Remember, there have been six previous Super Bowls that pitted the top scoring offense against the top scoring defense, and the defensive team has won five of the six. That would lead one to believe New England is going to win.
So does this fact nugget: The Patriots are 12-0 in playoff history (with Belichick and Brady) when facing a team for the first time in that season. They are 12-9 in rematches of games prior. That’s either a lot of amazing coincidences, or there might be something to that stat.
The Patriots and Falcons did not play this season.
In fact, they have only met twice since Matt Ryan has been in Atlanta. Brady and the Patriots have won both games, not surprisingly.
Here’s an amazing statistic that makes the Falcons confident. They have scored touchdowns on their opening drives the past eight games.
What will happen when, if, the Patriots force the Falcons to punt on their opening drive?
The Patriots defense is much, much better than the last defense Atlanta faced, the Green Bay Packers.

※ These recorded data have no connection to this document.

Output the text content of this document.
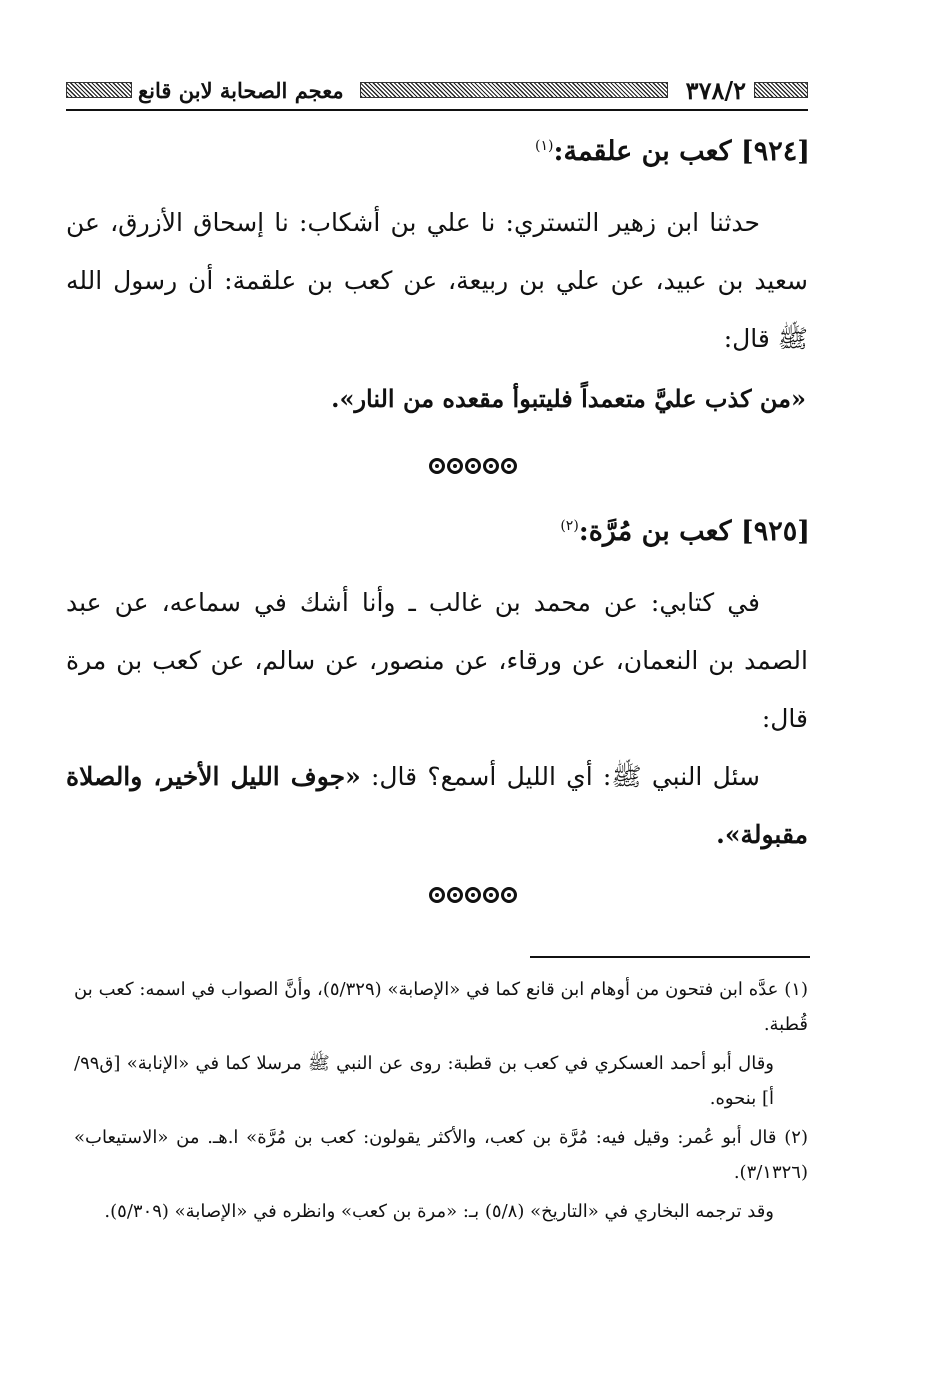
٣٧٨/٢
معجم الصحابة لابن قانع
[٩٢٤] كعب بن علقمة:$^{(١)}$

حدثنا ابن زهير التستري: نا علي بن أشكاب: نا إسحاق الأزرق، عن سعيد بن عبيد، عن علي بن ربيعة، عن كعب بن علقمة: أن رسول الله ﷺ قال:

«من كذب عليَّ متعمداً فليتبوأ مقعده من النار».
[٩٢٥] كعب بن مُرَّة:$^{(٢)}$

في كتابي: عن محمد بن غالب ـ وأنا أشك في سماعه، عن عبد الصمد بن النعمان، عن ورقاء، عن منصور، عن سالم، عن كعب بن مرة قال:

سئل النبي ﷺ: أي الليل أسمع؟ قال: «جوف الليل الأخير، والصلاة مقبولة».

(١) عدَّه ابن فتحون من أوهام ابن قانع كما في «الإصابة» (٥/٣٢٩)، وأنَّ الصواب في اسمه: كعب بن قُطبة.

وقال أبو أحمد العسكري في كعب بن قطبة: روى عن النبي ﷺ مرسلا كما في «الإنابة» [ق٩٩/ أ] بنحوه.

(٢) قال أبو عُمر: وقيل فيه: مُرَّة بن كعب، والأكثر يقولون: كعب بن مُرَّة» ا.هـ. من «الاستيعاب» (٣/١٣٢٦).

وقد ترجمه البخاري في «التاريخ» (٥/٨) بـ: «مرة بن كعب» وانظره في «الإصابة» (٥/٣٠٩).
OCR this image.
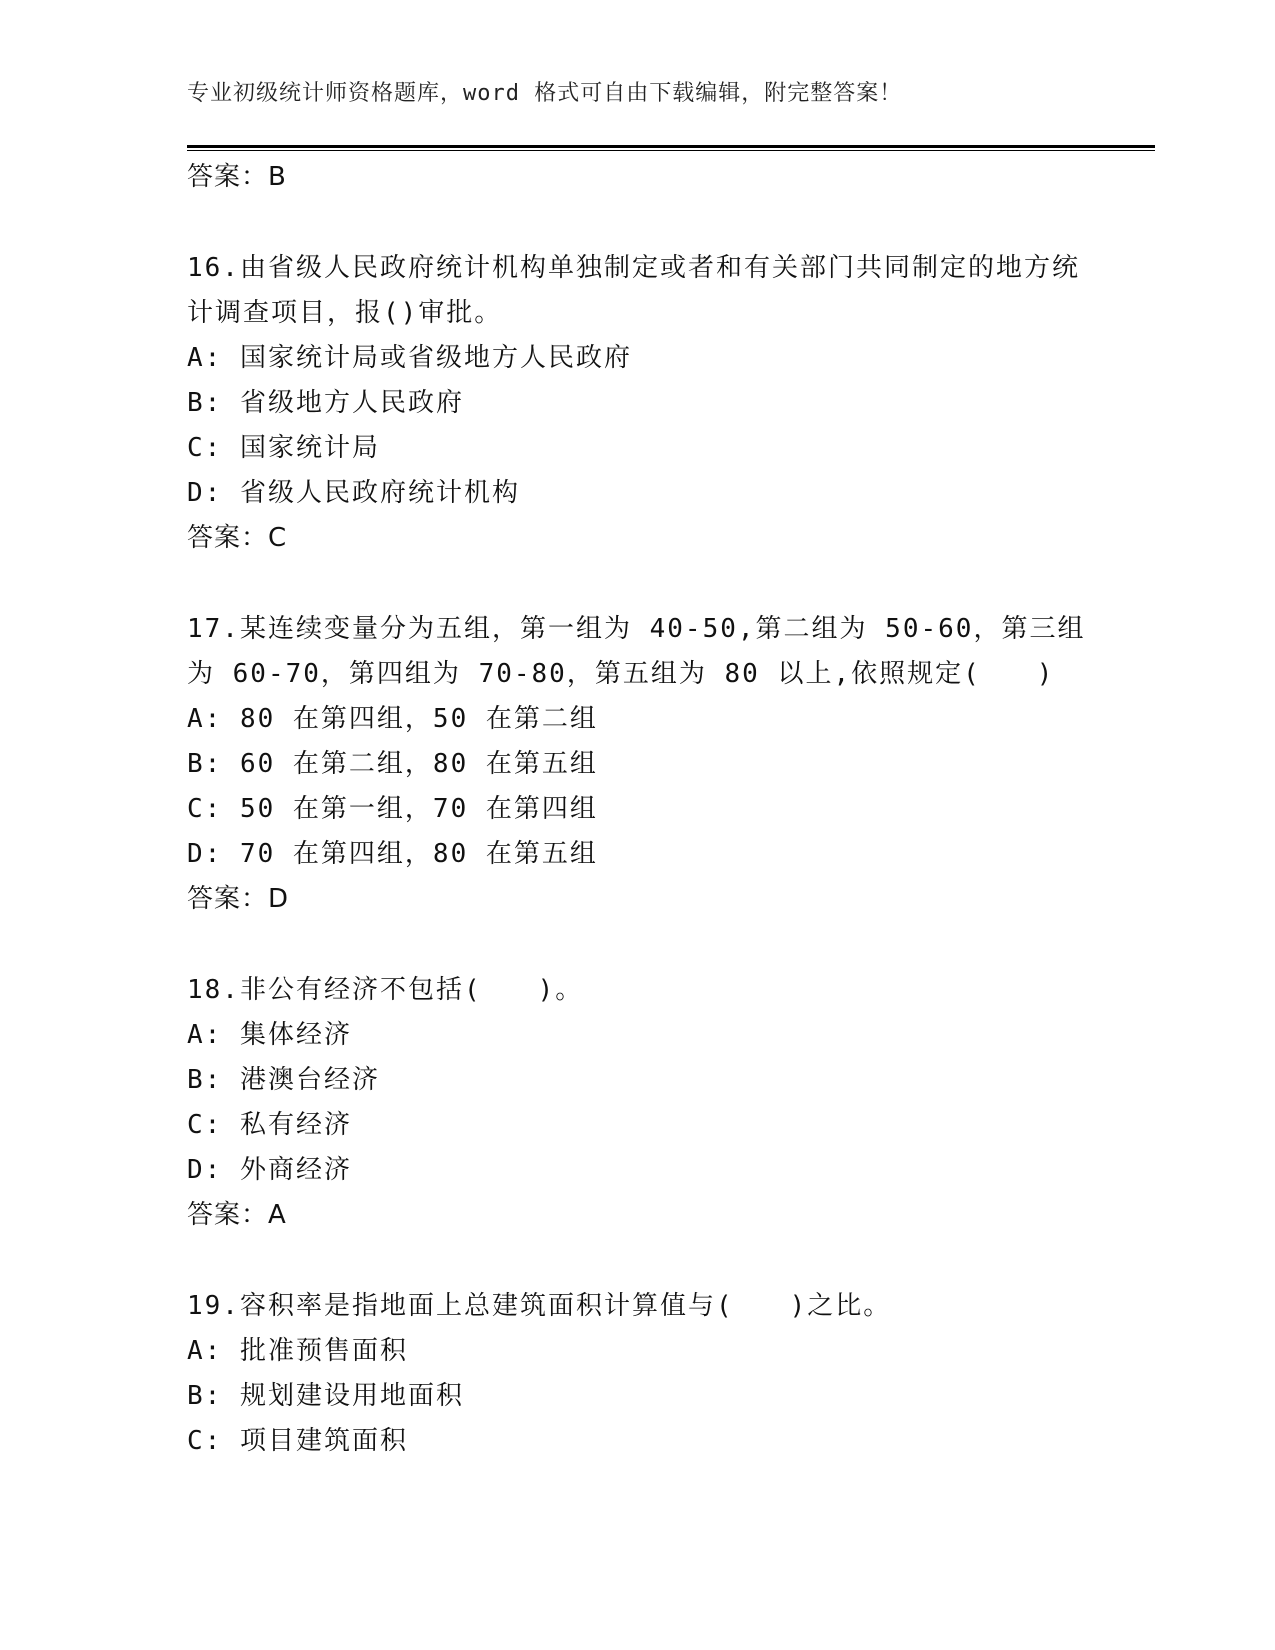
专业初级统计师资格题库，word 格式可自由下载编辑，附完整答案！
答案：B
16.由省级人民政府统计机构单独制定或者和有关部门共同制定的地方统计调查项目，报()审批。
A: 国家统计局或省级地方人民政府
B: 省级地方人民政府
C: 国家统计局
D: 省级人民政府统计机构
答案：C
17.某连续变量分为五组，第一组为 40-50,第二组为 50-60，第三组为 60-70，第四组为 70-80，第五组为 80 以上,依照规定(　　)
A: 80 在第四组，50 在第二组
B: 60 在第二组，80 在第五组
C: 50 在第一组，70 在第四组
D: 70 在第四组，80 在第五组
答案：D
18.非公有经济不包括(　　)。
A: 集体经济
B: 港澳台经济
C: 私有经济
D: 外商经济
答案：A
19.容积率是指地面上总建筑面积计算值与(　　)之比。
A: 批准预售面积
B: 规划建设用地面积
C: 项目建筑面积
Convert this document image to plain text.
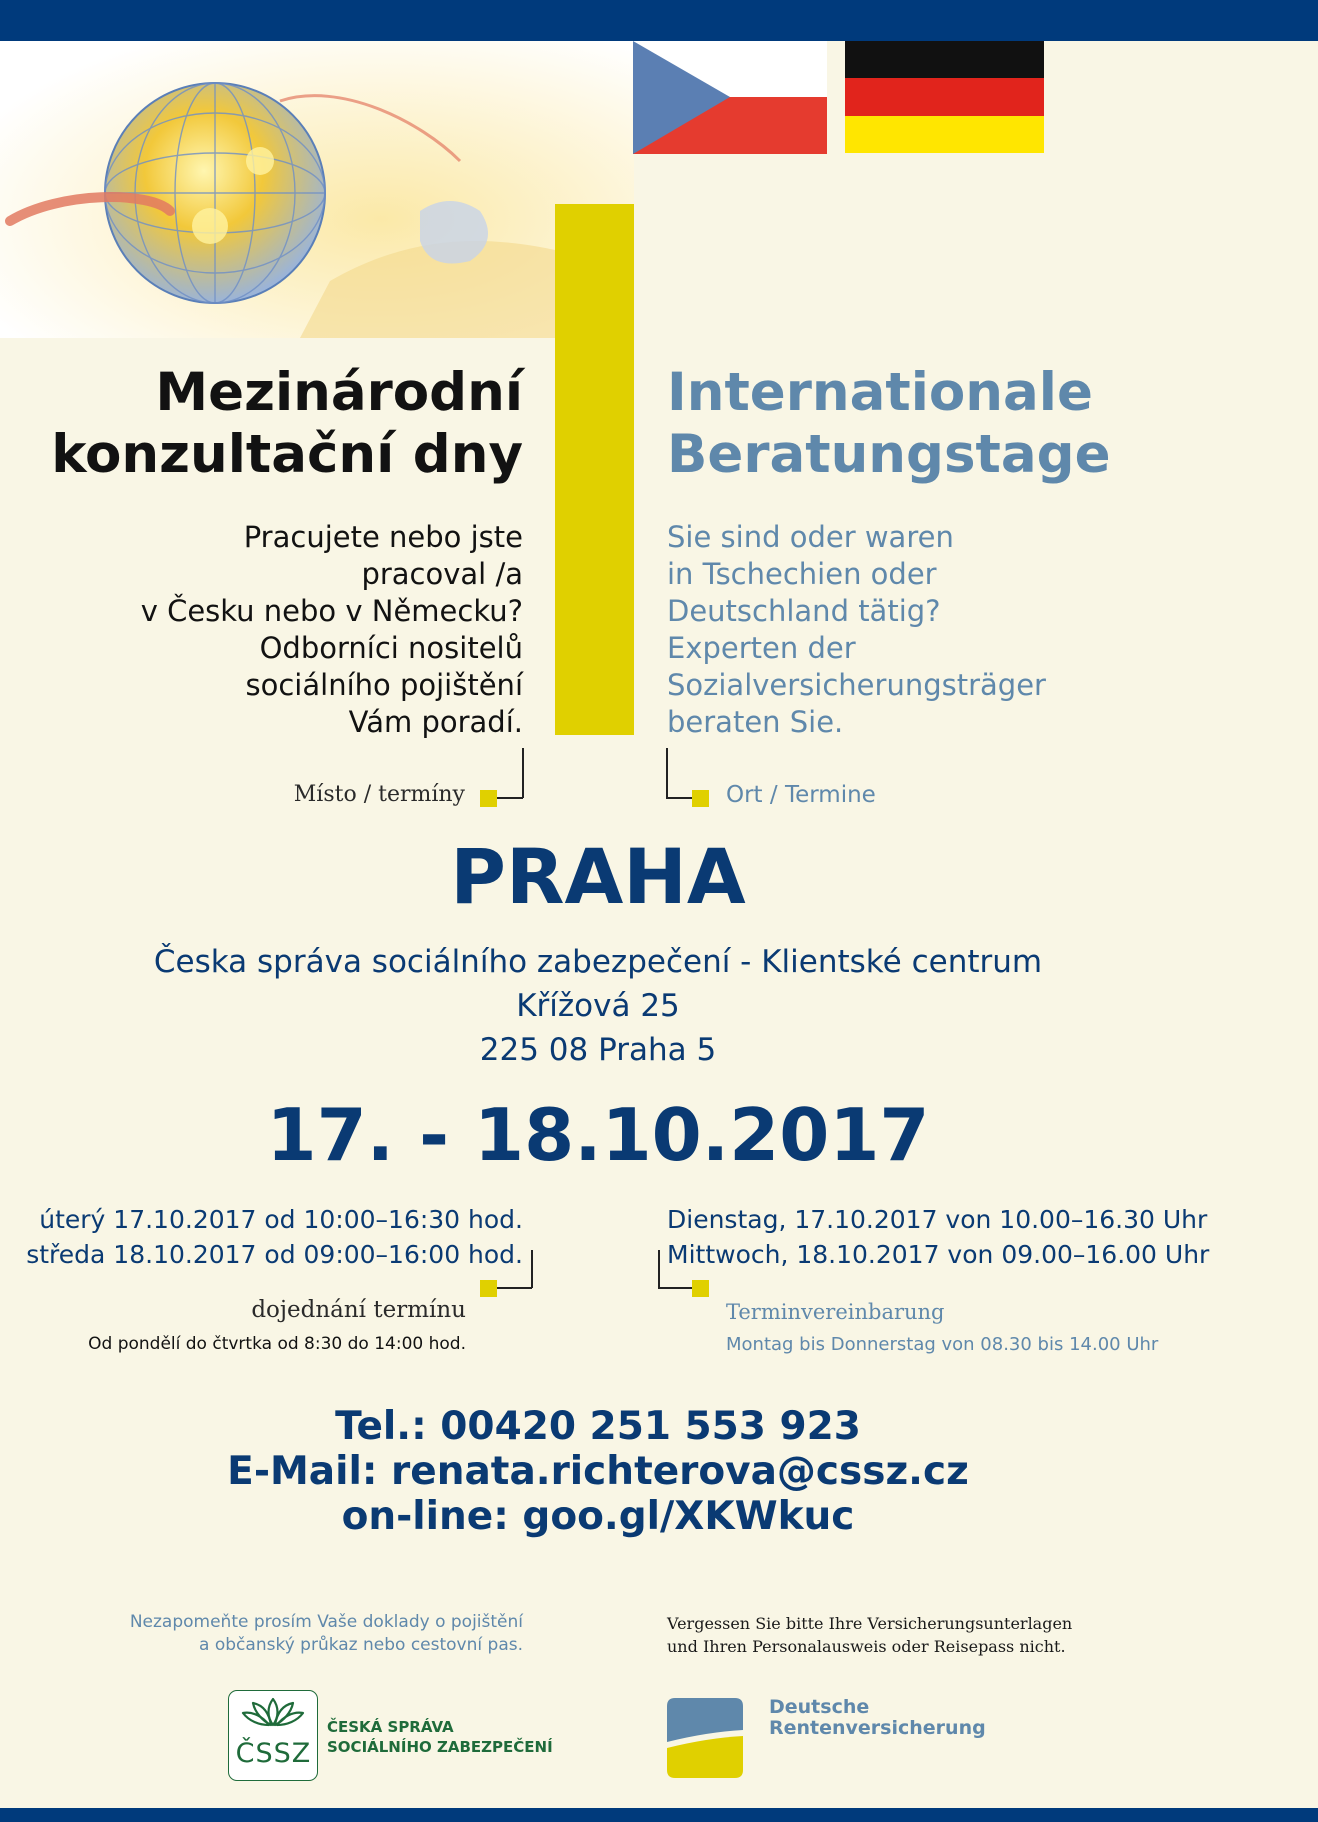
Mezinárodní
konzultační dny
Internationale
Beratungstage
Pracujete nebo jste
pracoval /a
v Česku nebo v Německu?
Odborníci nositelů
sociálního pojištění
Vám poradí.
Sie sind oder waren
in Tschechien oder
Deutschland tätig?
Experten der
Sozialversicherungsträger
beraten Sie.
Místo / termíny	Ort / Termine
PRAHA
Česka správa sociálního zabezpečení - Klientské centrum
Křížová 25
225 08 Praha 5
17. - 18.10.2017
úterý 17.10.2017 od 10:00–16:30 hod.
středa 18.10.2017 od 09:00–16:00 hod.
Dienstag, 17.10.2017 von 10.00–16.30 Uhr
Mittwoch, 18.10.2017 von 09.00–16.00 Uhr
dojednání termínu
Od pondělí do čtvrtka od 8:30 do 14:00 hod.
Terminvereinbarung
Montag bis Donnerstag von 08.30 bis 14.00 Uhr
Tel.: 00420 251 553 923
E-Mail: renata.richterova@cssz.cz
on-line: goo.gl/XKWkuc
Nezapomeňte prosím Vaše doklady o pojištění
a občanský průkaz nebo cestovní pas.
Vergessen Sie bitte Ihre Versicherungsunterlagen
und Ihren Personalausweis oder Reisepass nicht.
ČSSZ
ČESKÁ SPRÁVA
SOCIÁLNÍHO ZABEZPEČENÍ
Deutsche
Rentenversicherung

That defense doesn’t know how or who to cover most of the time.
New England’s breakdowns in pass coverage are few and far between. But they can occur. The key will be will Ryan see it, and will he have time to expose them?
If he does, Atlanta is capable of scoring in buckets even against Belichick. Atlanta led the NFL in scoring this year at 33.8 per game. And in their past six games, that’s up to 39 per game.
Still, it’s very hard to imagine Belichick giving up more than 30 points in a Super Bowl, even to this offense. His defensive backs will grab and hold if they’re getting beaten, and as we know, refs don’t catch them all. See the Dallas-Green Bay game in the NFC Divisional round.
One of the best things about the Super Bowl is all the available props that are available to bet on. From simple things to exotic things, there are endless wagers available.
I don’t believe the Patriots, missing Rob Gronkowski, can match the Falcons if Atlanta lights up the scoreboard for over 30 points.
If I had to put my money on a bet, I would favor Belichick and Brady’s history more than the recent trends of the Falcons offense.